Let $N$ be a countable indexing set, and $((X_k,\tau_k))_{k \in N}$ topological spaces. Define $X = \prod_{k \in N} X_k = X^N$ and let $\tau$ be the product topology on $X$ induced by $\tau_k$s.
Theorem: If all $(X_k,\tau_k)$s are first/second countable, then so is $(X,\tau)$.

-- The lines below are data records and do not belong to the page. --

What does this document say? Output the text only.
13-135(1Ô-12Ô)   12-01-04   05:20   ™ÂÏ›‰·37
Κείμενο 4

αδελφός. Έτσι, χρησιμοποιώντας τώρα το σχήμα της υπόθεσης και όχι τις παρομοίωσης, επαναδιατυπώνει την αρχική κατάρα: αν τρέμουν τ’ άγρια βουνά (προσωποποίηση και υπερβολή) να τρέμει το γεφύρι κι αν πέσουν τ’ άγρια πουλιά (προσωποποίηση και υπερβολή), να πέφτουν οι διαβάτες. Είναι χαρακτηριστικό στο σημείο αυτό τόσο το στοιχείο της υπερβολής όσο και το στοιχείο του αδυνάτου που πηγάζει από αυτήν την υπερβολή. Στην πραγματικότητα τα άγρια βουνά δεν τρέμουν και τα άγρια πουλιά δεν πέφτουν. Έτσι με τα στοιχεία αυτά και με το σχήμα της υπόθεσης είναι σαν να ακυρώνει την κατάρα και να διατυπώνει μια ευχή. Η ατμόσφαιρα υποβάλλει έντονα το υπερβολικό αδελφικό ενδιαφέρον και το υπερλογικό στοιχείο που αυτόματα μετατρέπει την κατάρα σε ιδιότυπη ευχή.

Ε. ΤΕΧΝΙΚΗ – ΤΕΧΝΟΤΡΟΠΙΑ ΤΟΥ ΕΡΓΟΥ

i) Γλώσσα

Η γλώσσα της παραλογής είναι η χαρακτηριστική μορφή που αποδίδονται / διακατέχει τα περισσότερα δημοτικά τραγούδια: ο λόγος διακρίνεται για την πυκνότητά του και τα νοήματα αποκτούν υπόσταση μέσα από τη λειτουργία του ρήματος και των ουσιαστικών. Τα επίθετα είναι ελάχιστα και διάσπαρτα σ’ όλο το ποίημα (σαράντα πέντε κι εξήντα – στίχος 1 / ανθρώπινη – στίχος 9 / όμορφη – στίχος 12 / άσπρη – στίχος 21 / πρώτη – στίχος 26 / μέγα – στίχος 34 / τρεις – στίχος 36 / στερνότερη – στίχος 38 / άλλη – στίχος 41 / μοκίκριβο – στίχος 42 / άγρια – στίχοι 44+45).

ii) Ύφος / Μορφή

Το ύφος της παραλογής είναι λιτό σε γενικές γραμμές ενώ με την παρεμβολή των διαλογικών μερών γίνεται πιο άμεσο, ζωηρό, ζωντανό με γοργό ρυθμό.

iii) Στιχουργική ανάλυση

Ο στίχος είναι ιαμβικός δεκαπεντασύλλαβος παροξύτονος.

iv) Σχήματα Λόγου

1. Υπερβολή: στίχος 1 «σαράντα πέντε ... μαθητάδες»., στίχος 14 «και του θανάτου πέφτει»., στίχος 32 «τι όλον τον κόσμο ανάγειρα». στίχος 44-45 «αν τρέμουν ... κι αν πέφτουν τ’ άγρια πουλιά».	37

Proof: For each $k \in N$ and $x \in X_k$, define $\mathcal{E}_k(x):\mathbb{W} \to \mathcal{P}(X)$ be a countable neighbourhood base(local basis) at $x$. Let $f \in X$. Define $$ \mathcal{F} = \left\{ \prod_{k \in N} \mathcal{E}_k(f(k))(\phi(k)) \mid \phi:N \to \mathbb{W} \right\} $$ ($\mathcal{E}_k(f(k))(\phi(k))$ means the mapping $\mathcal{E}_k \circ f(k)$ "evaluated at" $\phi(k)$.) Then sets in $\mathcal{F}$ are the intersection of cylinders $$ \bigcap_{k \in N} \pi_k^{-1} \circ \mathcal{E}_k(f(k))(\phi(k)) $$ Since the $\pi_k^{-1}$ are made continuous by the product topology, $\mathcal{F} \subseteq \tau$, but how do I show the two following properties?
$\forall S \in \mathcal{F}, f \in S$
$U \in \tau \land f \in U \rightarrow \exists S \in \mathcal{F} \mid S \subseteq U$
I think the argument for second countability is similar and follows directly from this one.